Inflation remains high due to the rise in the price of the raw materials that the country imports. It is, however, expected to converge towards the medium term targets set by the central bank (between 3% and 6%) in 2014.
Rising fiscal surplus and a favorable external position
For the 2013/2014 fiscal year, the government has introduced a program of fiscal consolidation, aimed particularly at reducing unproductive public spending and controlling the rise in civil service salaries. Spending on wages, transfers and subsidies, which accounted for 53.4% of total spending in the 2012/2013 fiscal year, will thus see their share of spending sharply reduced. By thus stabilizing the public accounts, Botswana should achieve a distinctly higher fiscal surplus. In this context, public debt will continue to trend downward.

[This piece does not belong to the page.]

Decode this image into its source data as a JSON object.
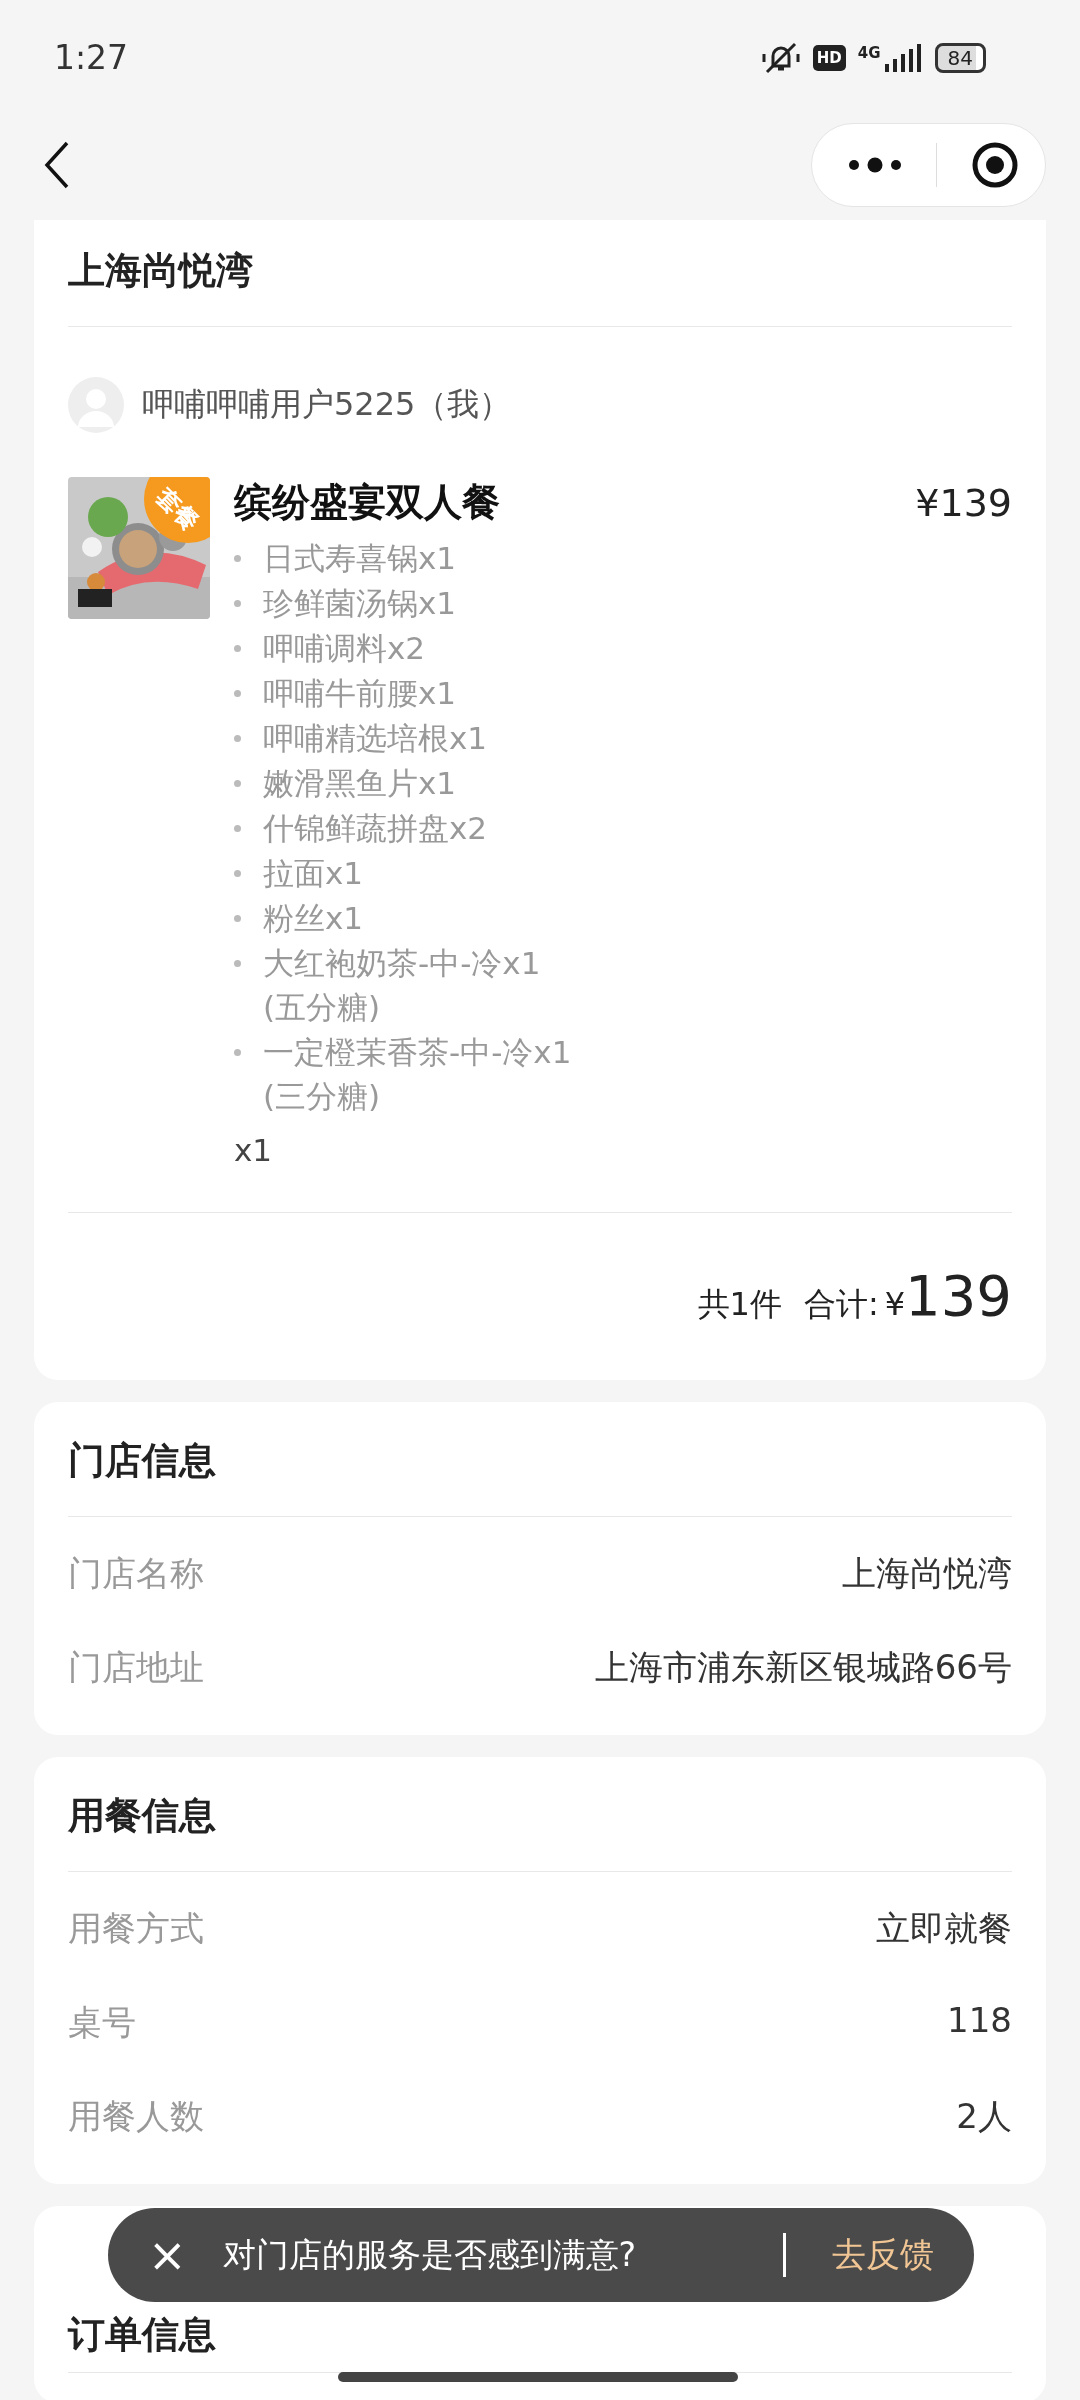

As in the previous five years, the county again posted a trade balance deficit in 2013. This trend is mainly explained by slower diamond exports and increased electricity imports, with the country producing only 20% of its needs. However, thanks to the increase in official transfers and particularly substantial revenues from the South African Customs Union (SACU), the current account deficit narrowed to some extent. Botswana’s external position is therefore favorable, with official reserves covering 11 months of goods imports. Nevertheless, the country remains perilously dependent on diamond exports and SACU revenues. The current account deficit will continue to shrink in 2014. The diamond export rebound combined with the curb on household debt, and the start of operations at the Moropule B power station, leading to a slowdown in energy imports, will reduce the country’s trade deficit.
The banking sector is relatively efficient, profitable and well capitalized and non-performing loan levels portfolio are fairly low. These represented only 1.2% in March 2013 [C1], distinctly less than in 2010, despite growing household debt.
Political and social stability
Botswana is relatively stable politically. There is no real opposition to current President of the republic and head of government, Ian Kham, so he is likely to remain in power until the October 2014 parliamentary elections. This is because the Botswana Congress Party (BCP) and the Umbrella for Democratic Change (UDC), a coalition of three opposition parties formed in November 2012, have failed to unite. Persistently high levels of inequality, high unemployment (17.5% in 2012 [C2]) and a poverty rate above 20% could become sources of tension.
In terms of governance, the country has the best indicators in the region and is the least corrupt country in Africa, ranked 30th out of 174 in the 2012 Transparency International corruption index.